Friedrich Dürrenmatt – « La Promesse »

Le roman policier devient un genre littéraire important et reconnu. Pensons à la trilogie Millénium de Stieg Larsson ou encore aux livres de Jo Nesbø. Les crimes viennent du Nord apparemment. La Suisse possède également un expert en la matière: Friedrich Dürrenmatt. Sean Penn s’est même emparé de ce livre pour en faire un film: ‘The Pledge’. Mais lisez d’abord l’oeuvre avant de la regarder. Votre imaginaire vous en remerciera.

Photo: web

Das Versprechen. Ce titre contient déjà les signes d’une bonne intrigue. Un homme lisait ce livre au coin d’un tea-room de Lausanne. Intriguant. La Promesse. Dürrenmatt. Comme s’il rappelait aux clients l’existence d’une littérature suisse et prestigieuse quelque peu tombée dans l’oubli ou coincée dans les tiroirs trop étroits des années lycée. Souvenez-vous. Der Besuch der Alte Dame. Une pièce de théâtre, c’est un classique du dramaturge bernois. Vous l’avez peut-être lu ou vu pour les cours d’allemand. La Visite de la Vieille Dame.

Il buvait son café avec l’air d’être totalement absorbé par la lecture. Les sièges étaient couverts de velour vert. La nervosité marquait les traits de son visage. Il dégageait un calme que seul un livre peut provoquer. Le décor correspondait à ce roman publié en 1958. D’ailleurs, l’histoire commence dans bistrot à la suite d’une conférence. L’homme absorbait des gorgées de suspense plutôt que la chaleur de la caféïne. L’envie vint alors d’aller voir les libraires à la recherche de l’ouvrage. C’est à la Kanisiusbuchhandlung, presque 90 ans d’existence, en face de la gare de Fribourg que la version originale attendait un acheteur.

Le goût de n’arrêter jamais

Dès le départ du train, la lecture commence. L’homme du café lausannois avait en main un livre duquel il fût difficile de décrocher. L’écriture de Dürrenmatt possède notamment la précision du chirurgien et le rythme d’un moteur de compétition. Il suspend ainsi le moment de la promesse dans une partie agitée du bouquin pour donner plus d’impact au passage. Ce qu’il reproduit toujours lorsqu’il écrit un moment important de son roman. L’intelligence du romancier alié au sens de la mise en scène du dramaturge.
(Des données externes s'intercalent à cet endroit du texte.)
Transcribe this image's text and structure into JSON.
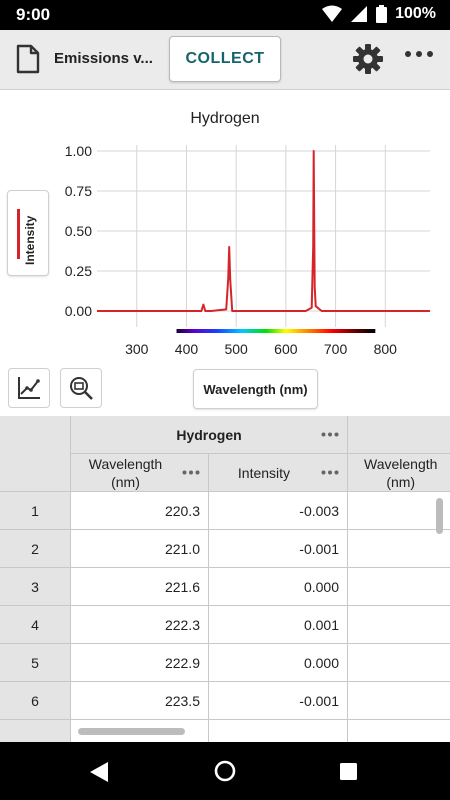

Mathieu, policier talentueux aux méthodes parfois douteuses, annonce la mort d’un enfant à ses parents. Il fait une promesse devant l’horreur. Il change de comportement le temps d’une ligne écrite par l’auteur suisse. Dès cet instant, l’histoire se dévore. Ou plutôt, elle se goûte d’abord avant de proposer des délices littéraires à déguster ici et là. Des scènes marquantes qui succèdent à la plus grande banalité et inversément. La narration sent parfois la folie. Puis l’emprise de l’alcool transforme d’autres fois un protagoniste ou l’autre. La fantaisie n’est pas loin. La naïveté cohabite avec la malveillance. L’obsession prend parfois le dessus de l’enquête. Et le psychologique n’empiète jamais sur l’humain.

« Nichts ist grausamer als ein Genie, das über etwas Idiotisches stolpert. / Rien n’est plus cruel qu’un génie qui trébuche par dessus quelque chose d’idiot. »

Revenons au début du roman. Comme pour mieux comprendre ce qui précède les crimes. Comme pour mieux s’imprégner du contexte. Comme pour mieux deviner la démarche de Dürrenmatt. Le roman débute par une rencontre inopinée avec l’ancien commandant de la police zurichoise dans un bar d’hôtel à la suite d’une conférence à Coire. S’en suit une nuit écourtée par l’alcool. Et puis une virée en voiture qui mène vers la première apparition de Mathieu. Sommes-nous dans la réalité ? Ou la fiction ? Est-ce le romancier qui écoute ce qu’on lui raconte ? Est-ce une rencontre inventée ? Les questions abondent dès le premier chapitre. Subsiste une confusion qui s’éclaircie au fil des pages.

L’ex-gradé raconte alors l’histoire de Mathieu devenu propriétaire d’une station essence quelque part dans les Grisons. Les premières pages apparaissent comme une construction narrative calculée alors que la suite du récit est truffé d’incertitude. Le lecteur enquête sur l’enquête comme dans une mise en abyme volontaire. Il participe. C’est pourquoi le roman n’attend que d’être ouvert au coin d’un bistrot pour le terminer à la table d’à côté.